Если в конце 2021 года взглянуть на картину мира, то она представится не такой, какой была даже в конце XX века.
В головах многих политиков в качестве идеальной картины прошлого и будущего, которое они хотели бы проецировать, лежит схема, где есть доминирующие центры. А все остальные обязаны определиться, в каком лагере они находятся. Предполагают, что в этой конфигурации мир будет устойчив просто потому, что мировые державы между собой договорятся.
Это довольно простой мир. Он когда-то был. Но сейчас его нет. Эта модель двухцентровости сейчас переносится на конструкцию США — Китай. Но работает плохо, потому что она не описывает современный мир. Любая система, если развивается, усложняется. И в этом смысле возникает больше центров влияния, много независимых слоёв. Это и транснациональные компании, и переплетение культур, и смешение этнических и религиозных групп. Всепоглощающая роль государства и его способность полностью определять жизнь своих подданных остались в прошлом.
Да, многие считают, что это хаос, в котором невозможно жить. Однако этот хаос на самом деле и есть источник развития. В этом кипящем бульоне есть свои закономерности, но приходится принимать во внимание гораздо большее количество игроков. И эта тенденция будет только усиливаться. Даже США не в состоянии диктовать развитие мира. Он стал слишком многообразным и сложным, чтобы управляться из одного, четырёх или даже десяти центров. Да, будут оставаться более влиятельные игроки. Но даже сама возможность игрока быть влиятельным будет определяться искусством строить коалиции.
Фактор Байдена
Трамп был традиционным американским изоляционистом и старался максимально вывести Америку из любых вариантов вовлечённости в разных точках мира в разные политические альянсы. При Байдене происходит возврат вовлечённости Америки в международные процессы, к налаживанию нормальных отношений в рамках НАТО, в рамках Парижского соглашения по климату, из которого выходил Трамп. Снова возвращена в традиционный процесс иммиграция, которую Трамп всячески тормозил. Во всём этом виден базовый в последние десятилетия подход демократической партии — а именно большая роль Америки как глобального мирового лидера.

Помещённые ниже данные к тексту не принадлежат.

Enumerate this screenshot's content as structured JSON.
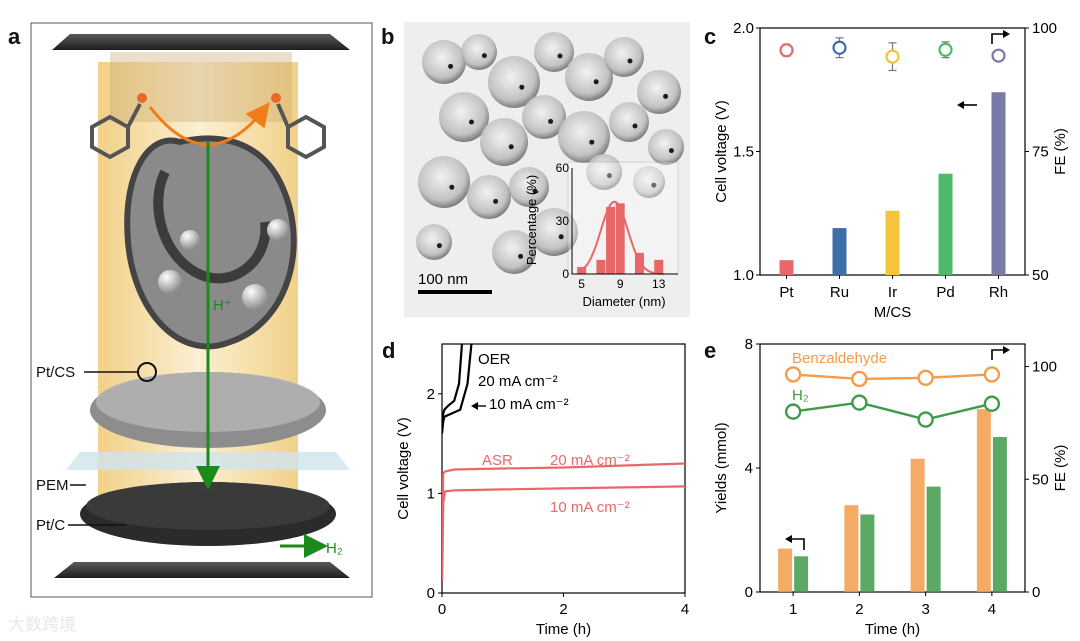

А вот где сохранилась преемственность — история с Афганистаном. Соглашения о выводе войск были достигнуты во времена президентства Трампа, и Байден лишь завершил эту процедуру. Если убрать традиционную радость по поводу характера выхода американцев из региона, а попытаться посмотреть стратегически, то хорошего здесь немного. Было понятно, что, как только уходит внешняя сила, сразу встаёт вопрос, кто теперь будет дежурным по Афганистану. А он рядом с нашими границами, с границами наших союзников — и очень далеко от Америки. Посмотрите на глобус.
В том, что в Афганистане сформируется весьма воинственный исламистский режим, — особенных сомнений нет. Как и в том, что это окажется серьёзной угрозой для стран-соседок с тяжёлым уровнем жизни и коррумпированной, сибаритствующей элитой. Поэтому исламистские движения имеют хорошие шансы в бывших республиках Средней Азии, а нам придётся весьма серьёзно следить, думать, помогать, содействовать и понимать причины того, почему подобные идеи и силы оказываются популярными в тех или иных обществах.
Поэтому я бы отнюдь не испытывал восторга от того, что оттуда ушли США. Потому что теперь это станет нашей проблемой. А российское общество не готово брать на себя такое бремя ответственности. И тем более проводить там какие-то операции. Афганистан у нас уже был. И повторять было бы странно.
Фактор двуполярного мира
Отношения по линии США — Китай сейчас играют ту же роль, какую раньше играли отношения США — СССР. До пандемии на многих международных конференциях можно было слышать слова представителей Китая, которые заявляли, что теперь есть два центра, которые определяют судьбы мира. При этом какие-то лёгкие возражения или амбиции со стороны Индии или России серьёзно не рассматривались. Китай по-прежнему считает себя великой срединной империей и идёт своей дорогой. Если вы хотите, вы можете идти вместе с ним. Но его самого это не очень интересует.
Китай и США, надо сказать, скованы одной цепью. США — основной рынок продажи китайских товаров. Китай — индустриальная фабрика, которая поставляет их по весьма прибыльным ценам. Поэтому можно использовать фразу "милые бранятся, только тешатся". Да, конечно, трения возникают, Китай претендует на всё большую роль в том числе в геополитических раскладах. И надо отдавать себе отчёт, что сегодня по оборонным расходам Китай находится на твёрдом втором месте (США — примерно 40 % мировых расходов на вооружение и военную технику, Китай — 10 %, дальше Россия — примерно 4 %).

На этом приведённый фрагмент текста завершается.